Anatomic features within the heart could help predict increased stroke risk among patients with patent foramen ovale, a condition in which a hole present in the heart during fetal development does not close properly at birth, according to a new study by Allegheny General Hospital researchers.
The findings were presented yesterday at scientific sessions of the American Heart Association in Orlando, Fla.
Though the results are preliminary, they may eventually lead to better identification of patients who could benefit from surgery to close the hole, said Dr. Robert Biederman, the study's principal investigator and a cardiologist at Allegheny General.
The hole, known as a foramen ovale, is located in the atrial septum, the wall separating the heart's two upper chambers. When it fails to close properly -- a problem that occurs in about 25 percent of the population -- it is known as a patent foramen ovale.
Most patients have no symptoms, but the condition is associated with increased risk for stroke.
Normally, patients with patent foramen ovale who have had strokes or transient ischemic attacks, known as mini-strokes, are placed on blood-thinning medication to prevent clots. While those medications are not always effective or without risks, Dr. Biederman said, government guidelines generally call for surgical intervention to close the hole only after patients have had another medical problem like a second stroke or heart attack.

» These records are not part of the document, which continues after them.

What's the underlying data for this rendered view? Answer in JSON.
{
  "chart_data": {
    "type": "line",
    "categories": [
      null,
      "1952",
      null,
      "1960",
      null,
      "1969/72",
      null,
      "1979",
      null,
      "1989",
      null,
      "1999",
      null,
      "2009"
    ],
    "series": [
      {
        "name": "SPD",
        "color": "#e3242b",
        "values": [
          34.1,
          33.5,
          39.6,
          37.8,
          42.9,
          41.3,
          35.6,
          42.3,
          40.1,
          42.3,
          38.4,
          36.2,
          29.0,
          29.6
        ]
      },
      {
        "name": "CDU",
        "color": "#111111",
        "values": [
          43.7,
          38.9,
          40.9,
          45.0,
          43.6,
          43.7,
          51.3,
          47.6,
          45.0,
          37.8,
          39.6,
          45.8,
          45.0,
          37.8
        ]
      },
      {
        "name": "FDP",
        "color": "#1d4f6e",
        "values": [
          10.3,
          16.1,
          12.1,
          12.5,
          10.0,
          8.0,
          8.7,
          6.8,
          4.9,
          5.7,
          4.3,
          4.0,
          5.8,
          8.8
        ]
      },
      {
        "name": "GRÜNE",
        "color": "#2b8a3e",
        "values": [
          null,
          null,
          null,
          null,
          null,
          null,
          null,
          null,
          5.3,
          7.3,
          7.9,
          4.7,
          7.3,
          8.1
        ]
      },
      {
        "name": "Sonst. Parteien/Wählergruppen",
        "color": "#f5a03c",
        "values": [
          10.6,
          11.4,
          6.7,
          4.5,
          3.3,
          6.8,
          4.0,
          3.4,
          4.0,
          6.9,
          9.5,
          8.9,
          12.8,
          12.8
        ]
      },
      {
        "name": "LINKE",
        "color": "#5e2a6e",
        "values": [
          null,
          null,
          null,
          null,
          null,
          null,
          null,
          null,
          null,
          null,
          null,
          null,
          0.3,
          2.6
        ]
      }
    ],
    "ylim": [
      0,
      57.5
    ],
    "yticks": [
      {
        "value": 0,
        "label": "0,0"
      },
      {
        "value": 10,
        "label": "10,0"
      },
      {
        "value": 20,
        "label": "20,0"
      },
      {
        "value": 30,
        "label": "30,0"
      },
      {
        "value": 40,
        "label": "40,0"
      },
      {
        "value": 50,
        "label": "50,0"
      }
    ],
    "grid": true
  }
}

A number of studies have tried to better determine who might benefit most from surgical closure, but the answer has been elusive, he said.
The latest findings, if confirmed by other studies, could lead to an "easily identifiable marker for stroke risk that would allow us to more effectively care for these patients," he said.
Dr. Biederman and his colleague, Dr. Mark Doyle, also of Allegheny General's Gerald McGinnis Cardiovascular Institute, performed a blinded retrospective analysis of 100 patients who had transesophageal echocardiography, a test that shows the anatomy of the heart and nearby structures. The study grouped patients based on whether a passageway was present between two wall layers of the atrial septum and, if so, assessed its size.
Nineteen of the study patients had strokes and 81 did not. Among the stroke patients, nine had a patent foramen ovale, and eight of those patients had a larger separation -- at least one centimeter long and one-quarter of a centimeter wide -- between the two wall layers. Of the 81 patients who did not have strokes, only four had the larger separation.
If the results hold true, patients at greatest risk might be evaluated just by assessing this specific feature of their atrial septum, Dr. Biederman said. Those patients could potentially have a minimally invasive procedure to repair the foramen ovale and "forgo a lifelong dependency on blood thinning medication," he said.
Dr. Biederman said researchers have since reviewed 250 cases with similar results.